研究課題/領域番号 |
11138267
|
研究種目 |
特定領域研究(A)
|
配分区分 | 補助金 |
研究機関 | 愛知県がんセンター |
研究代表者 |
清野 透 愛知県がんセンター, ウイルス部, 室長 (10186356)
|
研究期間 (年度) |
1999
|
研究課題ステータス |
完了 (2000年度)
|
配分額 *注記 |
7,500千円 (直接経費: 7,500千円)
1999年度: 7,500千円 (直接経費: 7,500千円)
|
キーワード | ヒトパピローマウイルス(MTV) / E6 / c-myc / テロメラーゼ / TERT / ヒトパピローマウイルス(HPV) |
研究概要 |
テロメラーゼの活性化は全癌の85%以上に共通に見られるがんに特異性の高い変化である。
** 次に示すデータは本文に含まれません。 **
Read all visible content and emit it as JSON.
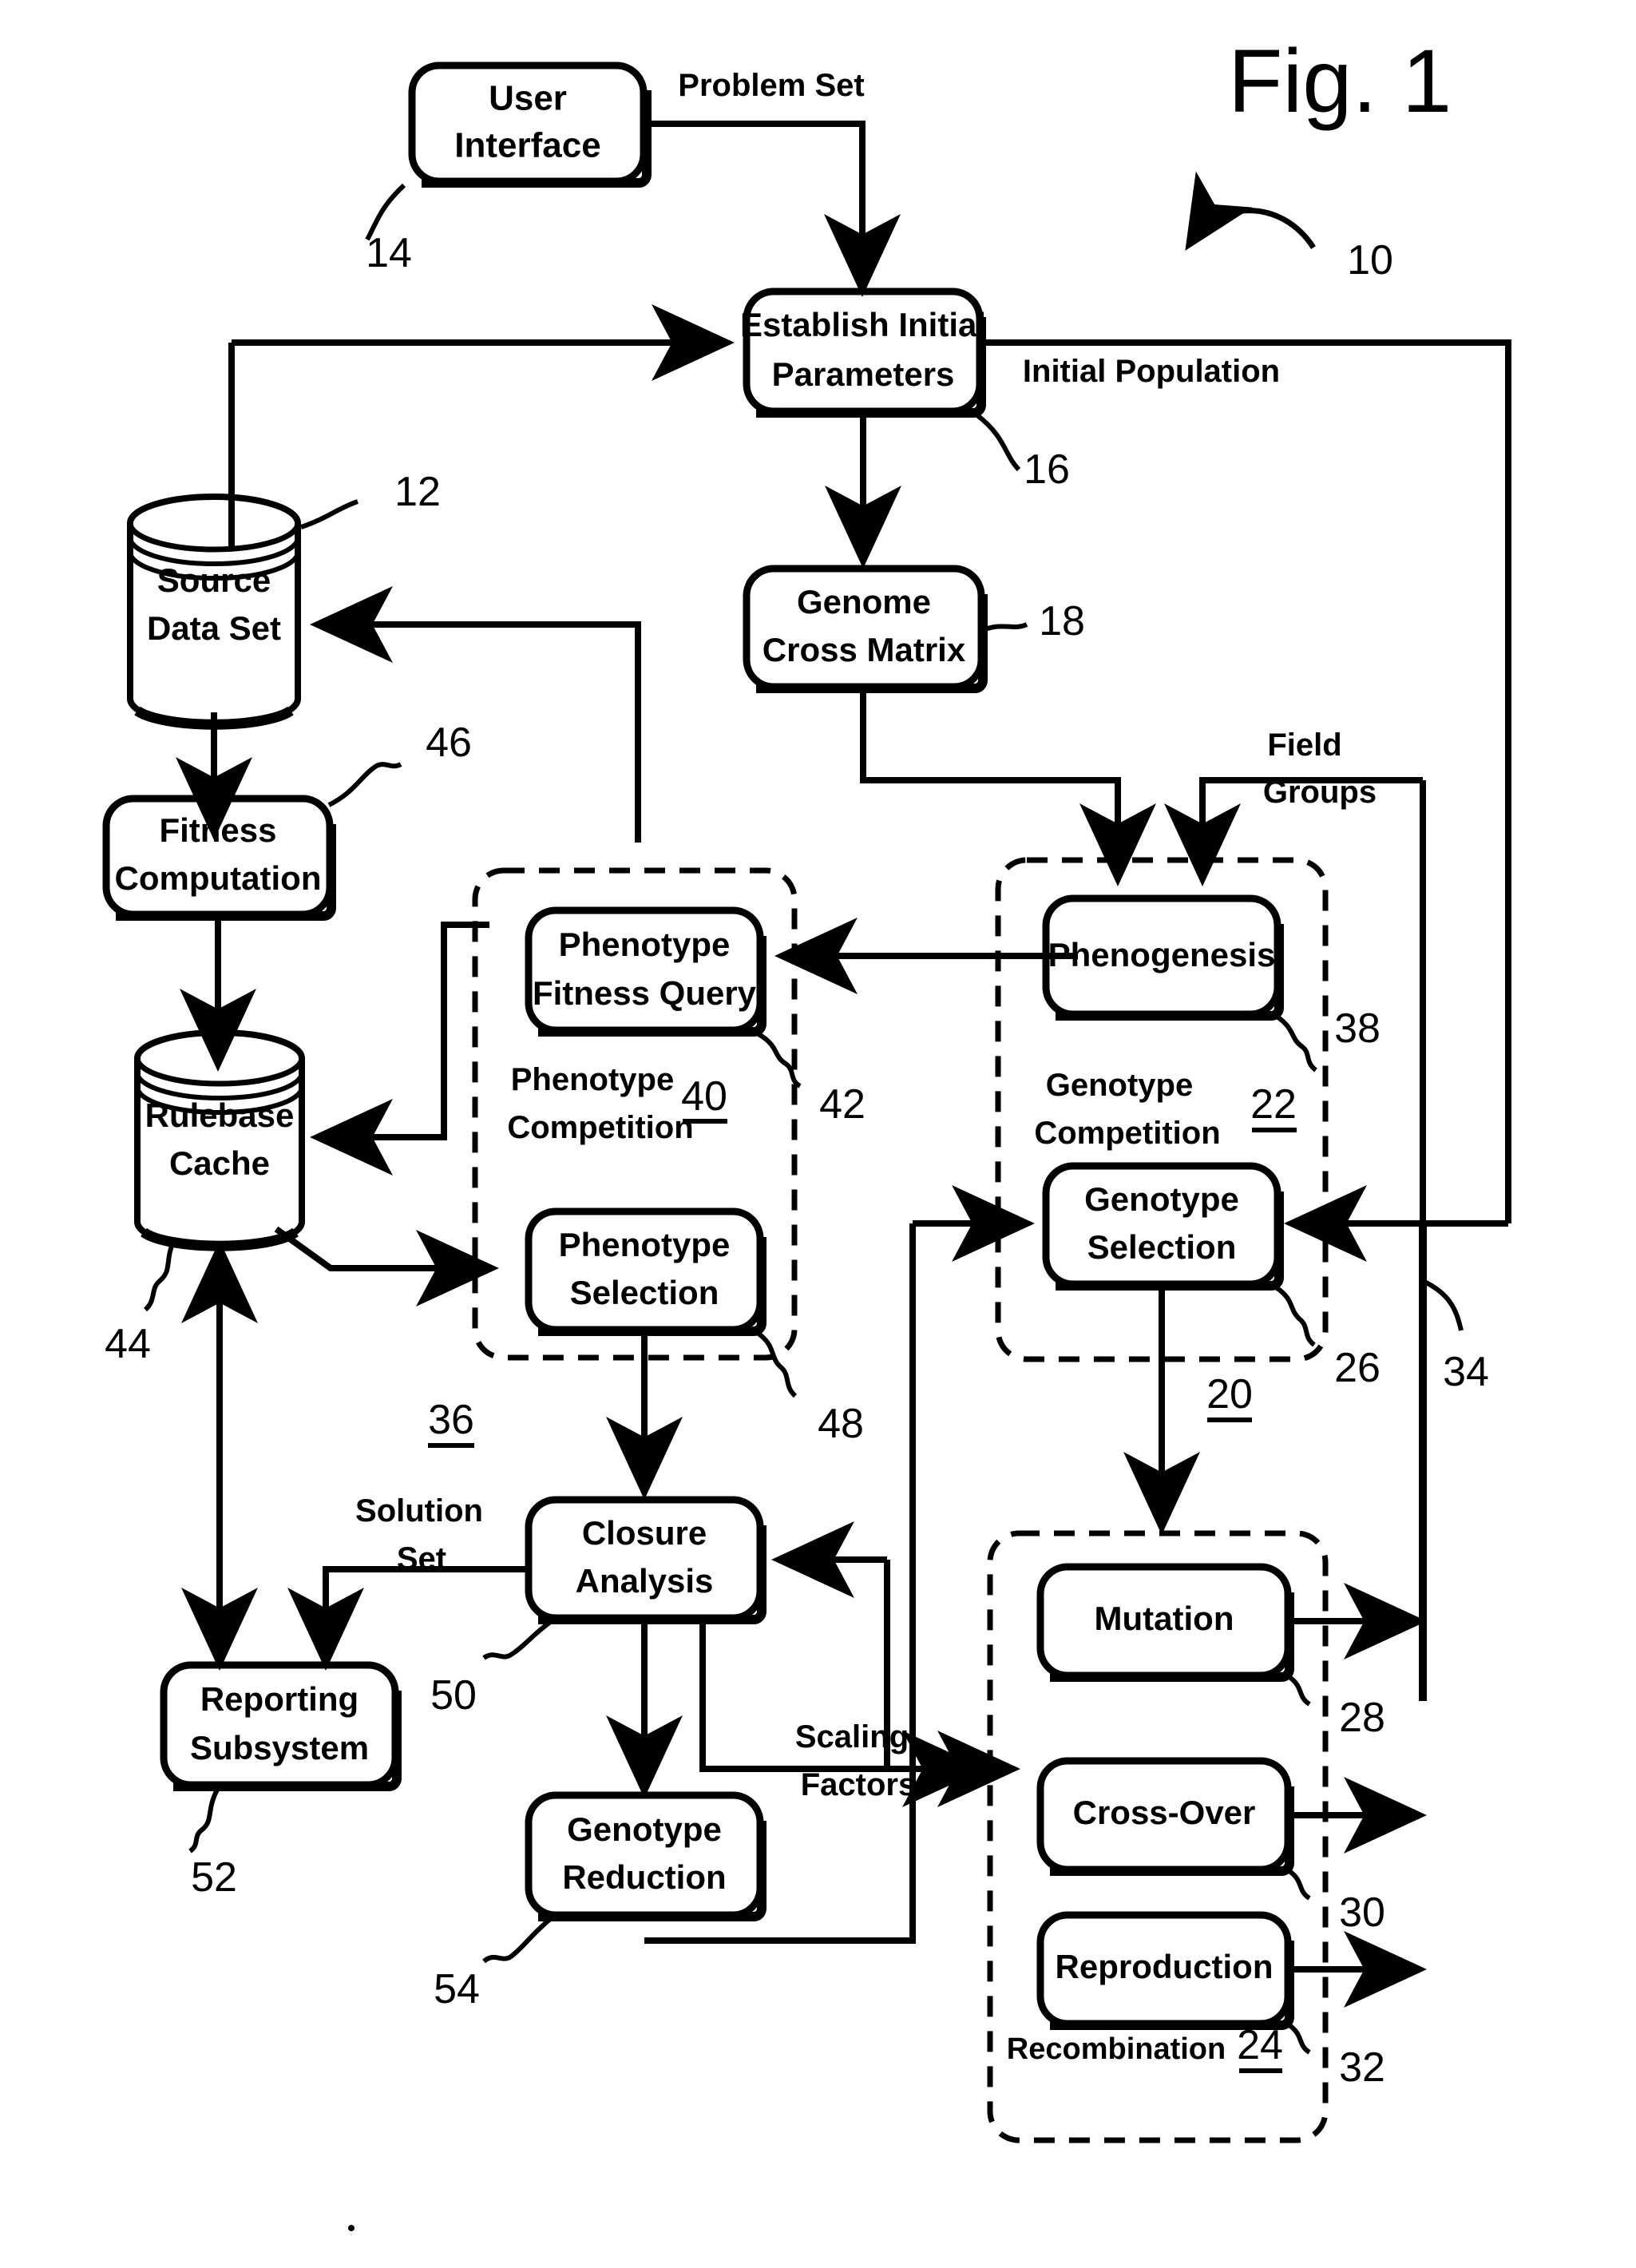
{
  "figure": {
    "title": "Fig. 1",
    "system_ref": "10"
  },
  "nodes": [
    {
      "id": "user-interface",
      "label_lines": [
        "User",
        "Interface"
      ],
      "ref": "14",
      "shape": "rounded-rect"
    },
    {
      "id": "establish-initial-parameters",
      "label_lines": [
        "Establish Initial",
        "Parameters"
      ],
      "ref": "16",
      "shape": "rounded-rect"
    },
    {
      "id": "source-data-set",
      "label_lines": [
        "Source",
        "Data Set"
      ],
      "ref": "12",
      "shape": "cylinder"
    },
    {
      "id": "genome-cross-matrix",
      "label_lines": [
        "Genome",
        "Cross Matrix"
      ],
      "ref": "18",
      "shape": "rounded-rect"
    },
    {
      "id": "fitness-computation",
      "label_lines": [
        "Fitness",
        "Computation"
      ],
      "ref": "46",
      "shape": "rounded-rect"
    },
    {
      "id": "rulebase-cache",
      "label_lines": [
        "Rulebase",
        "Cache"
      ],
      "ref": "44",
      "shape": "cylinder"
    },
    {
      "id": "phenotype-fitness-query",
      "label_lines": [
        "Phenotype",
        "Fitness Query"
      ],
      "ref": "42",
      "shape": "rounded-rect"
    },
    {
      "id": "phenotype-selection",
      "label_lines": [
        "Phenotype",
        "Selection"
      ],
      "ref": "48",
      "shape": "rounded-rect"
    },
    {
      "id": "phenogenesis",
      "label_lines": [
        "Phenogenesis"
      ],
      "ref": "38",
      "shape": "rounded-rect"
    },
    {
      "id": "genotype-selection",
      "label_lines": [
        "Genotype",
        "Selection"
      ],
      "ref": "26",
      "shape": "rounded-rect"
    },
    {
      "id": "closure-analysis",
      "label_lines": [
        "Closure",
        "Analysis"
      ],
      "ref": "50",
      "shape": "rounded-rect"
    },
    {
      "id": "reporting-subsystem",
      "label_lines": [
        "Reporting",
        "Subsystem"
      ],
      "ref": "52",
      "shape": "rounded-rect"
    },
    {
      "id": "genotype-reduction",
      "label_lines": [
        "Genotype",
        "Reduction"
      ],
      "ref": "54",
      "shape": "rounded-rect"
    },
    {
      "id": "mutation",
      "label_lines": [
        "Mutation"
      ],
      "ref": "28",
      "shape": "rounded-rect"
    },
    {
      "id": "cross-over",
      "label_lines": [
        "Cross-Over"
      ],
      "ref": "30",
      "shape": "rounded-rect"
    },
    {
      "id": "reproduction",
      "label_lines": [
        "Reproduction"
      ],
      "ref": "32",
      "shape": "rounded-rect"
    }
  ],
  "groups": [
    {
      "id": "phenotype-competition",
      "label_lines": [
        "Phenotype",
        "Competition"
      ],
      "ref": "40",
      "outer_ref": "36"
    },
    {
      "id": "genotype-competition",
      "label_lines": [
        "Genotype",
        "Competition"
      ],
      "ref": "22",
      "outer_ref": "20"
    },
    {
      "id": "recombination",
      "label_lines": [
        "Recombination"
      ],
      "ref": "24",
      "outer_ref": "34"
    }
  ],
  "edge_labels": [
    {
      "id": "problem-set",
      "text": "Problem Set"
    },
    {
      "id": "initial-population",
      "text": "Initial Population"
    },
    {
      "id": "field-groups",
      "lines": [
        "Field",
        "Groups"
      ]
    },
    {
      "id": "solution-set",
      "lines": [
        "Solution",
        "Set"
      ]
    },
    {
      "id": "scaling-factors",
      "lines": [
        "Scaling",
        "Factors"
      ]
    }
  ],
  "labels": {
    "user_interface": "User Interface",
    "user_interface_l1": "User",
    "user_interface_l2": "Interface",
    "establish_l1": "Establish Initial",
    "establish_l2": "Parameters",
    "source_l1": "Source",
    "source_l2": "Data Set",
    "genome_l1": "Genome",
    "genome_l2": "Cross Matrix",
    "fitness_l1": "Fitness",
    "fitness_l2": "Computation",
    "rulebase_l1": "Rulebase",
    "rulebase_l2": "Cache",
    "pfq_l1": "Phenotype",
    "pfq_l2": "Fitness Query",
    "psel_l1": "Phenotype",
    "psel_l2": "Selection",
    "phenogenesis": "Phenogenesis",
    "gsel_l1": "Genotype",
    "gsel_l2": "Selection",
    "closure_l1": "Closure",
    "closure_l2": "Analysis",
    "report_l1": "Reporting",
    "report_l2": "Subsystem",
    "greduce_l1": "Genotype",
    "greduce_l2": "Reduction",
    "mutation": "Mutation",
    "crossover": "Cross-Over",
    "reproduction": "Reproduction",
    "pcomp_l1": "Phenotype",
    "pcomp_l2": "Competition",
    "gcomp_l1": "Genotype",
    "gcomp_l2": "Competition",
    "recomb": "Recombination",
    "problem_set": "Problem Set",
    "initial_population": "Initial Population",
    "field_l1": "Field",
    "field_l2": "Groups",
    "solution_l1": "Solution",
    "solution_l2": "Set",
    "scaling_l1": "Scaling",
    "scaling_l2": "Factors",
    "fig_title": "Fig. 1"
  },
  "refs": {
    "r10": "10",
    "r12": "12",
    "r14": "14",
    "r16": "16",
    "r18": "18",
    "r20": "20",
    "r22": "22",
    "r24": "24",
    "r26": "26",
    "r28": "28",
    "r30": "30",
    "r32": "32",
    "r34": "34",
    "r36": "36",
    "r38": "38",
    "r40": "40",
    "r42": "42",
    "r44": "44",
    "r46": "46",
    "r48": "48",
    "r50": "50",
    "r52": "52",
    "r54": "54"
  },
  "colors": {
    "ink": "#000000",
    "paper": "#ffffff"
  }
}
これまでにテロメラーゼを活性化する事が知られている遺伝子はテロメラーゼ自身の逆転写酵素触媒サブユニット(TERT : human telomerase reverse transcriptase)のほかにいわゆる"高発がん性"ヒトパピローマウイルス(HPV)のE6と癌遺伝子のc-mycがある。テロメラーゼの活性化機構を解明するため、これらの遺伝子のテロメラーゼにおける作用を解析し、以下の点を明らかにした。 1.HPV16E6,c-mycによるテロメラーゼの活性化は共にTERTの発現誘導を介したものである。 2.初代ヒト線維芽細胞においては、E6もc-mycもテロメラーゼを活性化させることはできない。 3.初代ヒト乳腺上皮細胞においてE6はc-mycの発現増加をさせることなくテロメラーゼを活性化させることができる。一方、E7はc-mycの発現を増加させるがテロメラーゼを活性化させることはできない。しかし、E6とE7を共に発現させるとE6単独導入に比ベテロメラーゼを強く活性化する。 4.イーストthree hybrid法を用い、E6/E6AP複合体に結合する新たな細胞蛋白質のcDNAを複数単離し、一部については抗体を作出した。 これらの結果より以下の仮説が導かれた。 1.E6はTERT遺伝子領域のクロマチン構造を変化させ転写因子Mycのアクセスを可能にし、TERTの転写を増加させる。 2.E6とE7が共発現する乳腺上皮細胞ではE7がMycの量を上げると共に、E6はMycによるTERTプロモーターの活性化を助けることで強いテロメラーゼの活性化が誘導される。 3.E6/E6AP複合体は、TERT遺伝子にヒストン脱アセチル化酵素のような蛋白質をリクルートするDNA結合蛋白質の分解を促進することによりクロマチン構造を変化させる可能性が推定された。